Скандал всегда в конце концов инкорпорирует то, что от него сильнее всего уклоняется, то, что должно бы оставаться ему наиболее чуждым. Слово пророка — это один пример, и детство — другой. Толковать Саломею так, как я, — значит видеть в ней ребенка — жертву скандала, значит применять к ней слова Иисуса о скандале и детстве:

Кто примет одно такое дитя <…>, тот Меня принимает; а кто соблазнит одного из малых сих, верующих в Меня, тому лучше было бы, если бы повесили ему мельничный жернов на шею и потопили его во глубине морской (Мф 18, 5–6).

Ребенок неизбежно берет за образец наиболее близкого взрослого. Если он встречает лишь существ уже скандализованных, слишком поглощенных желанием и потому герметически закрытых, то он возьмет их закрытость за образец; он станет ее миметическим воспроизведением, гротескно преувеличенной карикатурой.

Чтобы перехитрить Ирода и добиться его согласия на смерть праведника, Иродиада использует собственного ребенка. При этом она не могла не скандализовать Саломею? В попытке защититься от скандала ребенок только увязает в нем, усваивая жестокое желание своей матери.

В предыдущей цитате утопление с мельничным жерновом на шее — это образ скандала. Подобно другим образам этого ряда, он предполагает не сверхъестественное вмешательство, а естественный механизм саморазрушения. Размещаясь в порочном круге скандала, люди сами куют себе ту судьбу, какую заслуживают. Желание — это петля, которую каждый сам завязывает вокруг собственной шеи; она затягивается, когда скандализованный пытается ее развязать. Физический эквивалент этого процесса, мельница, которую вертят ослы, менее ужасна, «лучше», чем сам этот процесс.
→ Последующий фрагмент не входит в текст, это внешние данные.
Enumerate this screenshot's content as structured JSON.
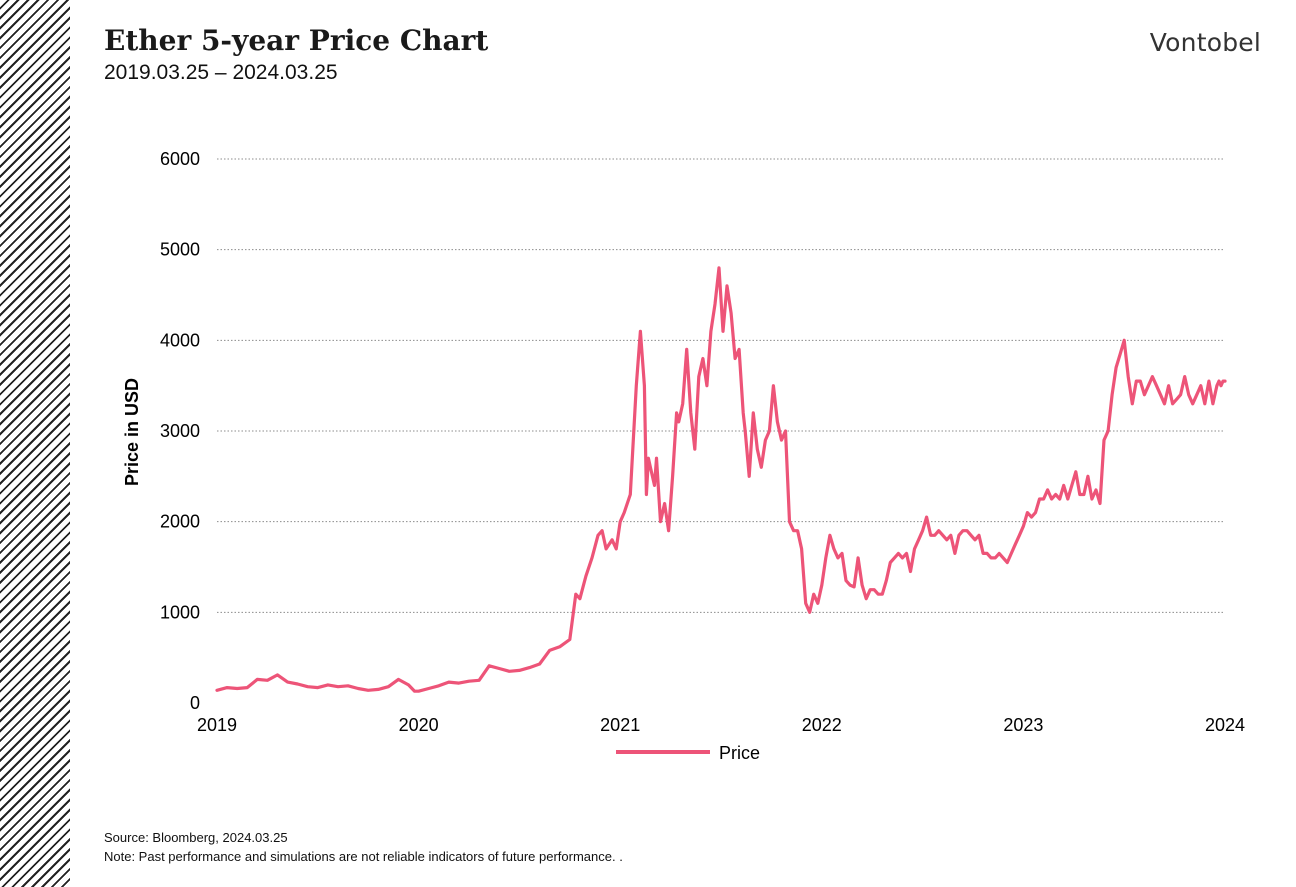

Повешение — другой эквивалент; повесившись, Иуда налагает на себя кару, продолжающую его собственное зло, скандал, добычей которого он стал, миметическую ревность, которая его снедает.
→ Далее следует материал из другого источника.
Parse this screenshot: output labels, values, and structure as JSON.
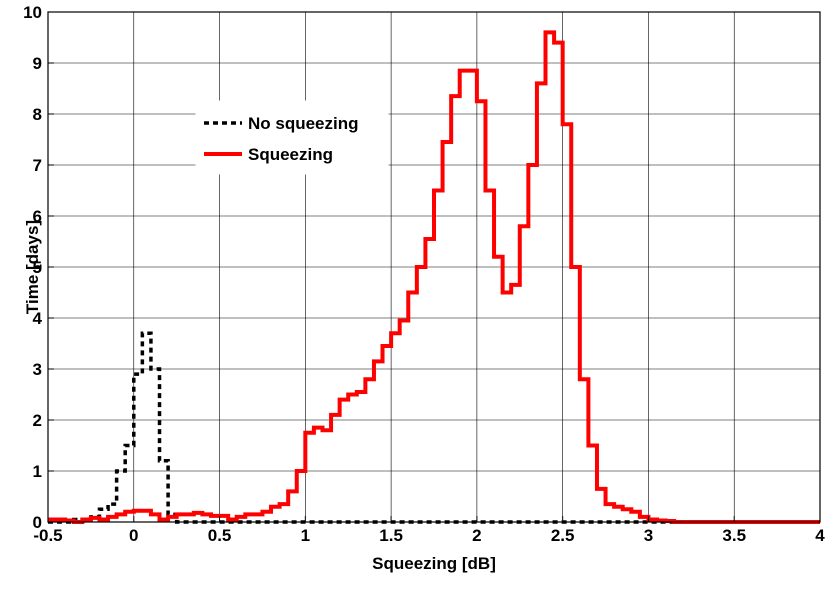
{
  "chart_data": {
    "type": "line",
    "xlabel": "Squeezing [dB]",
    "ylabel": "Time [days]",
    "xlim": [
      -0.5,
      4
    ],
    "ylim": [
      0,
      10
    ],
    "xticks": [
      "-0.5",
      "0",
      "0.5",
      "1",
      "1.5",
      "2",
      "2.5",
      "3",
      "3.5",
      "4"
    ],
    "yticks": [
      "0",
      "1",
      "2",
      "3",
      "4",
      "5",
      "6",
      "7",
      "8",
      "9",
      "10"
    ],
    "grid": true,
    "legend_position": "upper-left-inside",
    "bin_width": 0.05,
    "series": [
      {
        "name": "No squeezing",
        "style": "dashed",
        "color": "#000000",
        "bin_starts": [
          -0.5,
          -0.45,
          -0.4,
          -0.35,
          -0.3,
          -0.25,
          -0.2,
          -0.15,
          -0.1,
          -0.05,
          0.0,
          0.05,
          0.1,
          0.15,
          0.2,
          0.25,
          4.0
        ],
        "values": [
          0.0,
          0.0,
          0.0,
          0.05,
          0.05,
          0.1,
          0.25,
          0.35,
          1.0,
          1.5,
          2.9,
          3.7,
          3.0,
          1.2,
          0.15,
          0.0,
          0.0
        ]
      },
      {
        "name": "Squeezing",
        "style": "solid",
        "color": "#ff0000",
        "bin_starts": [
          -0.5,
          -0.4,
          -0.35,
          -0.3,
          -0.25,
          -0.2,
          -0.15,
          -0.1,
          -0.05,
          0.0,
          0.05,
          0.1,
          0.15,
          0.2,
          0.25,
          0.3,
          0.35,
          0.4,
          0.45,
          0.5,
          0.55,
          0.6,
          0.65,
          0.7,
          0.75,
          0.8,
          0.85,
          0.9,
          0.95,
          1.0,
          1.05,
          1.1,
          1.15,
          1.2,
          1.25,
          1.3,
          1.35,
          1.4,
          1.45,
          1.5,
          1.55,
          1.6,
          1.65,
          1.7,
          1.75,
          1.8,
          1.85,
          1.9,
          1.95,
          2.0,
          2.05,
          2.1,
          2.15,
          2.2,
          2.25,
          2.3,
          2.35,
          2.4,
          2.45,
          2.5,
          2.55,
          2.6,
          2.65,
          2.7,
          2.75,
          2.8,
          2.85,
          2.9,
          2.95,
          3.0,
          3.05,
          3.1,
          3.15,
          3.2,
          3.25,
          3.3,
          3.35,
          3.4,
          3.45,
          3.5,
          4.0
        ],
        "values": [
          0.05,
          0.03,
          0.0,
          0.05,
          0.08,
          0.05,
          0.1,
          0.15,
          0.2,
          0.22,
          0.22,
          0.15,
          0.05,
          0.1,
          0.15,
          0.15,
          0.18,
          0.15,
          0.12,
          0.12,
          0.05,
          0.1,
          0.15,
          0.15,
          0.2,
          0.3,
          0.35,
          0.6,
          1.0,
          1.75,
          1.85,
          1.8,
          2.1,
          2.4,
          2.5,
          2.55,
          2.8,
          3.15,
          3.45,
          3.7,
          3.95,
          4.5,
          5.0,
          5.55,
          6.5,
          7.45,
          8.35,
          8.85,
          8.85,
          8.25,
          6.5,
          5.2,
          4.5,
          4.65,
          5.8,
          7.0,
          8.6,
          9.6,
          9.4,
          7.8,
          5.0,
          2.8,
          1.5,
          0.65,
          0.35,
          0.3,
          0.25,
          0.2,
          0.1,
          0.05,
          0.03,
          0.02,
          0.0,
          0.0,
          0.0,
          0.0,
          0.0,
          0.0,
          0.0,
          0.0,
          0.0
        ]
      }
    ]
  }
}
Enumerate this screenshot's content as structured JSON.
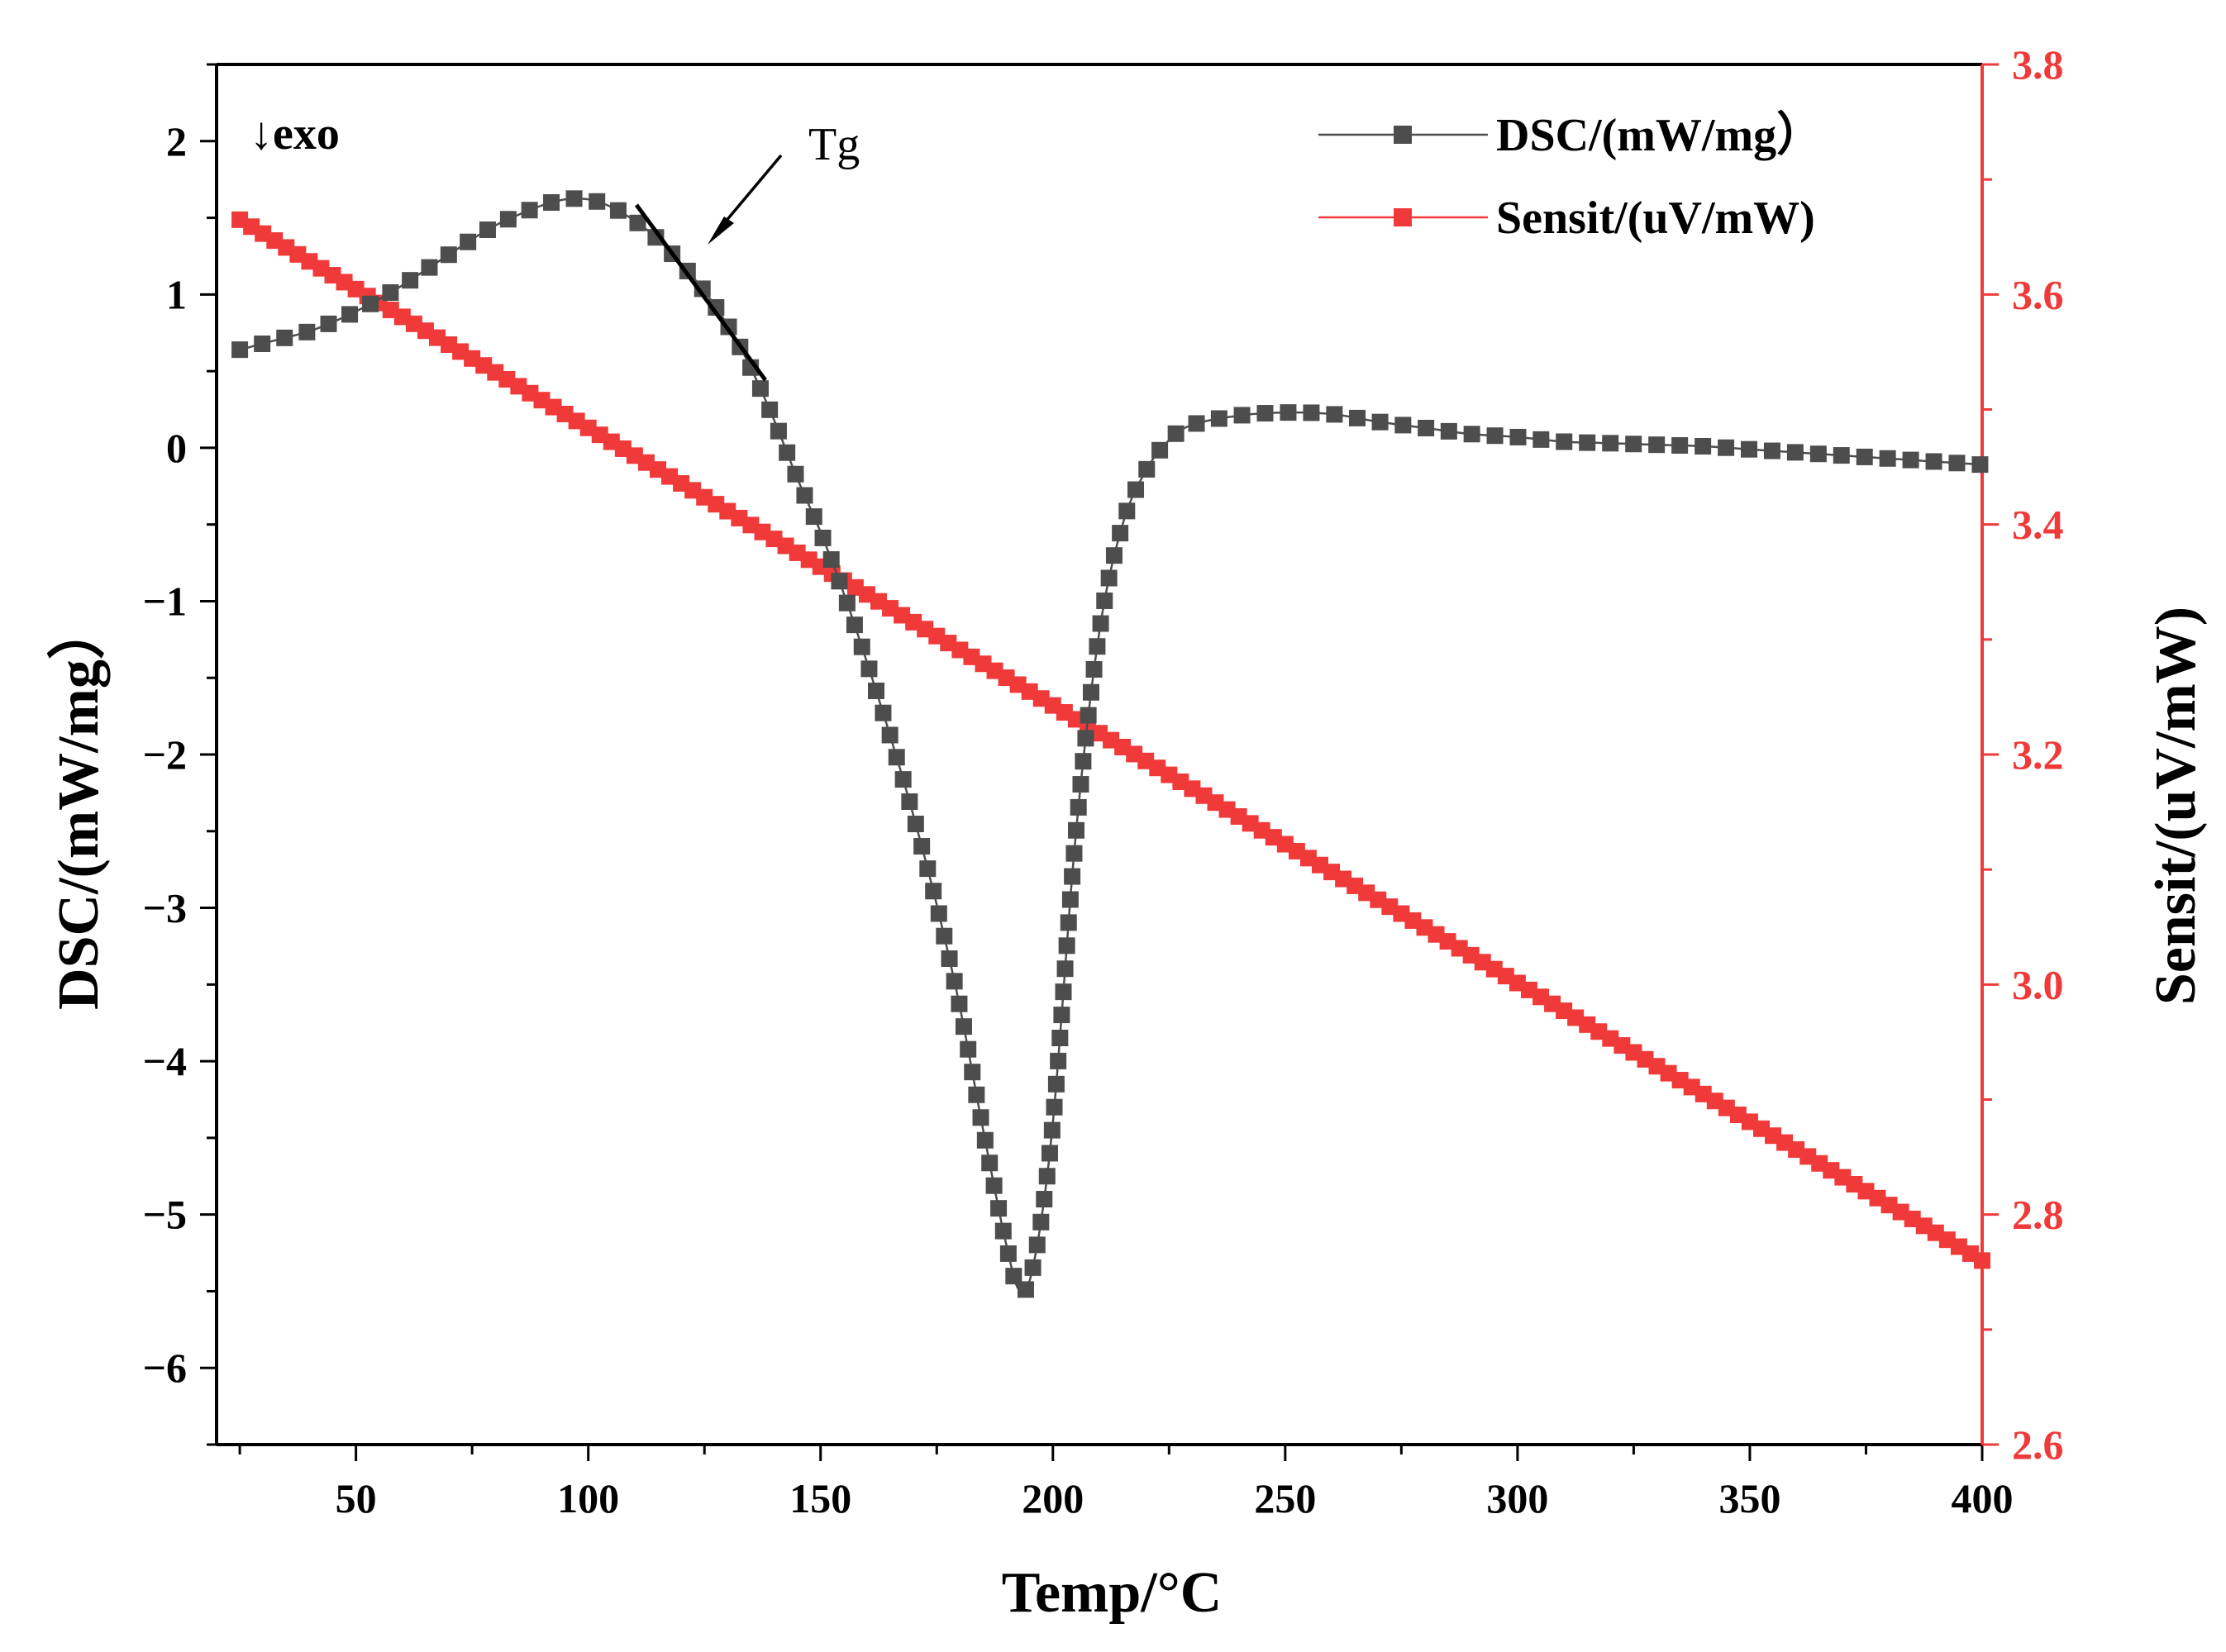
{
  "chart_data": {
    "type": "scatter",
    "title": "",
    "xlabel": "Temp/°C",
    "ylabel_left": "DSC/(mW/mg）",
    "ylabel_right": "Sensit/(uV/mW)",
    "xlim": [
      20,
      400
    ],
    "ylim_left": [
      -6.5,
      2.5
    ],
    "ylim_right": [
      2.6,
      3.8
    ],
    "x_ticks": [
      "50",
      "100",
      "150",
      "200",
      "250",
      "300",
      "350",
      "400"
    ],
    "y_ticks_left": [
      "2",
      "1",
      "0",
      "−1",
      "−2",
      "−3",
      "−4",
      "−5",
      "−6"
    ],
    "y_ticks_right": [
      "3.8",
      "3.6",
      "3.4",
      "3.2",
      "3.0",
      "2.8",
      "2.6"
    ],
    "legend": [
      "DSC/(mW/mg）",
      "Sensit/(uV/mW)"
    ],
    "legend_position": "top-right",
    "annotations": {
      "exo": "↓exo",
      "tg": "Tg"
    },
    "colors": {
      "dsc": "#4d4d4d",
      "sensit": "#f03a3a",
      "right_axis": "#f03a3a",
      "axis": "#000000"
    },
    "series": [
      {
        "name": "DSC/(mW/mg）",
        "points": [
          [
            25,
            0.64
          ],
          [
            30,
            0.68
          ],
          [
            35,
            0.72
          ],
          [
            40,
            0.76
          ],
          [
            45,
            0.82
          ],
          [
            50,
            0.89
          ],
          [
            55,
            0.97
          ],
          [
            60,
            1.06
          ],
          [
            65,
            1.16
          ],
          [
            70,
            1.26
          ],
          [
            75,
            1.36
          ],
          [
            80,
            1.45
          ],
          [
            85,
            1.52
          ],
          [
            90,
            1.58
          ],
          [
            95,
            1.62
          ],
          [
            100,
            1.62
          ],
          [
            105,
            1.57
          ],
          [
            110,
            1.48
          ],
          [
            115,
            1.36
          ],
          [
            120,
            1.2
          ],
          [
            125,
            1.02
          ],
          [
            130,
            0.8
          ],
          [
            135,
            0.52
          ],
          [
            140,
            0.18
          ],
          [
            145,
            -0.2
          ],
          [
            150,
            -0.55
          ],
          [
            155,
            -0.95
          ],
          [
            160,
            -1.4
          ],
          [
            165,
            -1.88
          ],
          [
            170,
            -2.4
          ],
          [
            175,
            -2.98
          ],
          [
            180,
            -3.65
          ],
          [
            185,
            -4.45
          ],
          [
            190,
            -5.2
          ],
          [
            193,
            -5.5
          ],
          [
            196,
            -5.3
          ],
          [
            200,
            -4.4
          ],
          [
            205,
            -2.5
          ],
          [
            210,
            -1.2
          ],
          [
            215,
            -0.5
          ],
          [
            220,
            -0.15
          ],
          [
            225,
            0.05
          ],
          [
            230,
            0.15
          ],
          [
            240,
            0.21
          ],
          [
            250,
            0.23
          ],
          [
            260,
            0.22
          ],
          [
            270,
            0.17
          ],
          [
            280,
            0.13
          ],
          [
            290,
            0.09
          ],
          [
            300,
            0.07
          ],
          [
            310,
            0.04
          ],
          [
            320,
            0.03
          ],
          [
            330,
            0.02
          ],
          [
            340,
            0.01
          ],
          [
            350,
            -0.01
          ],
          [
            360,
            -0.03
          ],
          [
            370,
            -0.05
          ],
          [
            380,
            -0.07
          ],
          [
            390,
            -0.09
          ],
          [
            400,
            -0.11
          ]
        ]
      },
      {
        "name": "Sensit/(uV/mW)",
        "x_start": 25,
        "x_end": 400,
        "y_start": 3.665,
        "y_end": 2.76
      }
    ]
  }
}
Люди сами роют себе ад. Они спускаются туда вместе, опираясь друг на друга. Вечная погибель — это обмен — в целом справедливый, поскольку взаимный — дурными желаниями и дурными поступками. Единственные невинные жертвы — это дети, поскольку они получают скандал извне без своего предварительного в нем участия. К счастью, все люди сначала были детьми.

Скандал и пляска противостоят друг другу. Скандал — это все, что мешает нам танцевать. Наслаждаться зрелищем танца — значит танцевать с танцовщицей, то есть ускользать от скандала, который держит нас в плену маллармианского льда или сартровской вязкости.
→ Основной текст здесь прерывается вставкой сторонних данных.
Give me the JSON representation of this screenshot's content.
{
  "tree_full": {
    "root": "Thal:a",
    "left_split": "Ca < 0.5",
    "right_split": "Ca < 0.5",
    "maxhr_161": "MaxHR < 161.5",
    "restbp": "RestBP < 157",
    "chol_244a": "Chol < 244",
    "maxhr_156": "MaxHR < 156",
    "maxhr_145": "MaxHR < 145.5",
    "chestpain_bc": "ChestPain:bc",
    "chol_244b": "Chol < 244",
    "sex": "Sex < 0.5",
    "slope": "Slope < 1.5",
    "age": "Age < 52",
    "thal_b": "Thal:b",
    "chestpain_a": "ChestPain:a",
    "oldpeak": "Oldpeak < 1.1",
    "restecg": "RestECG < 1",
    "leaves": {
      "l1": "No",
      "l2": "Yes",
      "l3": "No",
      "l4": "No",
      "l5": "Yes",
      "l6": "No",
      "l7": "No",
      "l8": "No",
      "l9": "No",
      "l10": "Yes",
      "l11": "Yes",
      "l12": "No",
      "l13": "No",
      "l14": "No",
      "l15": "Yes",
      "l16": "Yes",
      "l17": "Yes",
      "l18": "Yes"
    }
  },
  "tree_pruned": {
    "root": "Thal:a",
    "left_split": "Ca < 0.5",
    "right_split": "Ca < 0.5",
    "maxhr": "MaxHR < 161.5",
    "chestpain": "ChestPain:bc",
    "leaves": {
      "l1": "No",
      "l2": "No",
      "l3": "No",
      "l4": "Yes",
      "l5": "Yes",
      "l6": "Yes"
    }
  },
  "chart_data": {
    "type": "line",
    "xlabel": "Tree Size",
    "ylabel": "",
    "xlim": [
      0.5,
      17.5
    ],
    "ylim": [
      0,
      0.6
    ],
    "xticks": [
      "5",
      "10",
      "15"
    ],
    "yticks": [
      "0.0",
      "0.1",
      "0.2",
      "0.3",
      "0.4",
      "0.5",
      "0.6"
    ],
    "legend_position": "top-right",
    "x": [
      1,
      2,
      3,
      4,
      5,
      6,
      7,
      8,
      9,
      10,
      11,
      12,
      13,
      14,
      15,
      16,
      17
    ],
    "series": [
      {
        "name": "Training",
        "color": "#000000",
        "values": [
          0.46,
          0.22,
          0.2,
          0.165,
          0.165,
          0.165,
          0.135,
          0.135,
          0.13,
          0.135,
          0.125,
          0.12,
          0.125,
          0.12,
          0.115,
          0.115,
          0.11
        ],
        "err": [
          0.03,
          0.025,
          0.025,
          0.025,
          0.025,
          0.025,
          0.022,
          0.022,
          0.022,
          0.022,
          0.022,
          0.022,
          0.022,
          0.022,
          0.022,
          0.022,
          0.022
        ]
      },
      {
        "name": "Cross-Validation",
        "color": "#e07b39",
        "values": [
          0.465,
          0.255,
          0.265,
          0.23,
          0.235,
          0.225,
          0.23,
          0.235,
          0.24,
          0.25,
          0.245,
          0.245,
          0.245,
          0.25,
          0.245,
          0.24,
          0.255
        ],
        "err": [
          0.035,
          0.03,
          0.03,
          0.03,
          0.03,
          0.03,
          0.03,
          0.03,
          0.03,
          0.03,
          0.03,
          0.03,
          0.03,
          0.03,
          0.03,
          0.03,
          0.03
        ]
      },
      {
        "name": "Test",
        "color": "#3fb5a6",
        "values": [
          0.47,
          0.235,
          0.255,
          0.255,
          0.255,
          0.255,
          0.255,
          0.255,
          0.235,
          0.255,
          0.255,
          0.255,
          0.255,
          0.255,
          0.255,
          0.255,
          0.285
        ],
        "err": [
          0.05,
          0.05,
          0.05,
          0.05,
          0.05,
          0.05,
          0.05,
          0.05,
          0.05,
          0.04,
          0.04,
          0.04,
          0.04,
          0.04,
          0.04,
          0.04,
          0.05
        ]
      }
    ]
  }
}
Если бы танец всегда был лишь чистым спектаклем в современном смысле, простым образом свободы, о которой мы грезим, то его эффект оставался бы в сущности лишь воображаемым или символическим в самом поверхностном смысле современного эстетизма. Но в танце есть и другая сила.

Танец не подавляет желания, он их обостряет. Нам мешает танцевать не физическая неспособность; нас приковывает к земле пугающее пересечение, переплетение наших желаний. И ответственным за эту беду всегда кажется Другой нашего желания; мы все — Иродиады, одержимые каким-то Иоанном Крестителем. Пусть даже все петли желания у каждого свои, пусть даже у каждого индивида свой образец-преграда, но механизм всегда один и тот же, и это тождество облегчает замещение и замену. Танец ускоряет миметический процесс. Он завлекает всех участников пира, он фокусирует все желания на одном и том же объекте — голове на блюде, голове Иоанна Крестителя на блюде Саломеи.